COSC 1010 - Assignment #7
Making an Index
Due Date: Friday, Dec 11, 2009


[You can work in teams of two people or by yourself. Each team will just hand-in one set of files.]

Many computer authoring systems, designed to help authors write books, provide some easy way to produce the index at the end of the book. This is the section at the end of the book where key terms are listed in alphabetical order with the page numbers where the terms appeared. In this assignment, you're asked to write a Java program which would help an author prepare an index for their book.

Since I don't want to have to write a whole book just to test your programs, we'll simplify the situation. Instead of reading a book and reporting page numbers, we'll just read a paragraph and report line numbers. Also, to make the program easier, there will be no punctuation.

GOAL: Write a Java program which reads in a paragraph in which words to be indexed have been marked and prints out the paragraph with the indexing marks removed and the lines numbered followed by an index listing the line numbers for each word.

The program should read in the marked paragraph from a file. It should also use a class "Reference" to record the marked words and their lines.

Words to be indexed are marked by placing curly braces around them. Note in the following example that it is OK to list a repeated line number if the word is marked more than once in that line (e.g. `key'). Also, only list marked occurrences of a word. For instance, `computer' occurs on line 5, but it is not enclosed in braces and so line 5 is not listed in the index entry for `computer'.

For example, given the input file:

When using a {computer} to {type}
school {papers} one usually
uses a {keyboard}  You
press a {key} and the letter on the {key}
appears on the computer screen
You can {type} many {papers}
on a {computer}
your program should produce the output:
1: When using a computer to type
2: school papers one usually
3: uses a keyboard  You
4: press a key and the letter on the key
5: appears on the computer screen
6: You can type many papers
7: on a computer

INDEX:
computer  1 7
type  1 6
papers  2 6
keyboard  3
key  4 4

METHOD: This program is more complicated than any we've done so far in class. You'll definitely want to come up with a careful plan before you start writing code.

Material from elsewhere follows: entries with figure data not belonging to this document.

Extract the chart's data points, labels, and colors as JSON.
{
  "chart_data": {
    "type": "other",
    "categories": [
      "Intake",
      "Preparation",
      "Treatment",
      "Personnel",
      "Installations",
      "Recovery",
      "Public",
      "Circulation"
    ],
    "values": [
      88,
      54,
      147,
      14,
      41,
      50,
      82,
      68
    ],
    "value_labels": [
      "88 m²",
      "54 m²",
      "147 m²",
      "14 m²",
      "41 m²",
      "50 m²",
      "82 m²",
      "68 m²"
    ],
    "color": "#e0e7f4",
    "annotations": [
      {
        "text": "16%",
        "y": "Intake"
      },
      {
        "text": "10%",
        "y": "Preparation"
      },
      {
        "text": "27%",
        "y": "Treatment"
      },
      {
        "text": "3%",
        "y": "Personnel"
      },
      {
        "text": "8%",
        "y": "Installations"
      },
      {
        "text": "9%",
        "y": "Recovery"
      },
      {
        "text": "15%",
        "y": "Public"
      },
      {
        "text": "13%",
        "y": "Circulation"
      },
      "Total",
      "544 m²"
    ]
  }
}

You should write the class Reference to keep track of the line numbers of a given word. So, a Reference object should have an instance variable to store a word, an int array to list the line numbers, and an int to store how many line numbers are recorded in the array. You can assume that a word will never have more than 10 occurrences.

The class should have (at least) the following methods:

  public Reference(String w, int num)
    // A constructor which records one line number (num)
    // for the word w.

  public void addLineNumber(int num)
    // Put the line number num into the array.

  public String getWord()
    // Return the word for this instance

  public void print()
    // Print out the word followed by the line numbers,
    // all on one line.

Your program will need two arrays to keep track of the lines of input and the Reference instances. In each case, you'll need to initialize a large array and then just keep track of how many entries you are using at any time. You can assume there will never be more than 100 lines in an input file and never more than 100 separate words indexed. You'll also need to keep track of the current line number.

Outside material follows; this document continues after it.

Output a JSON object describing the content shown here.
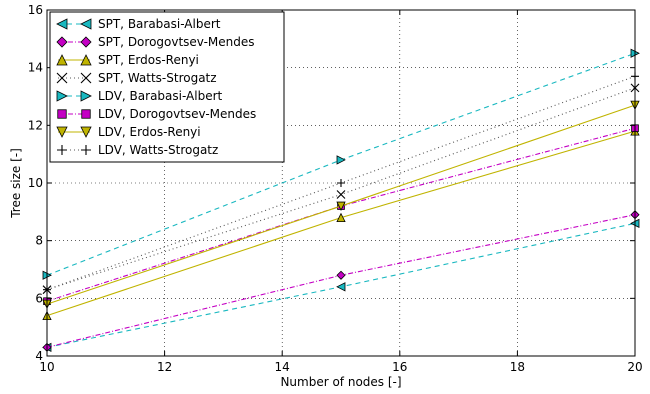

Like in the Pig Latin example, for each input line you'll want to split it into words and then process each word. If the word starts with "{" and ends with "}", then you need to process it as an index. If not, you just append it onto the line of text.

To process a word as an index, you'll search through the array of Reference objects to see if you've indexed this word before. If so, you use addLineNumber to include the new line number, otherwise you use the constructor to create a new Reference and add it to the array of References.

You might want methods like these in your program:

  static String checkLineForBraces(String s, int curr_line)
  // Return a string which equals s with all braces
  // removed and any index words recorded for line curr_line.
  // (Basically, this splits s into an array of
  // words and then calls checkWordsForBraces().)

  static String checkWordsForBraces(String[] words, int curr_line)
  // Return a string made up of the words in the
  // array words with any braces removed separated
  // by spaces.  Any index word should be recorded
  // for line curr_line.







  static String checkOneWord(String w, int curr_line)
  // If w begins with "{" and ends with "}" then
  // record the enclosed word at line curr_line
  // and return the enclosed word.
  // Otherwise, just return w.

  static void recordWord(String w, int curr_line)
  // Search through the array of Reference objects to
  // see if any have a word equal to w.  If so, use 
  // addLineNumber(curr_line) on that Reference.
  // If w isn't equal to any of the words, then
  // create a new Reference(w, curr_line) and
  // put it in the array of Reference objects.

I'll be providing sample input files inp1.txt, inp2.txt, and inp3.txt on the class webpage.

HAND-IN: Your program using D2L. You should have at least one *.java file for your main program and Reference.java for the Reference class. Be sure the names of the team members are in each file.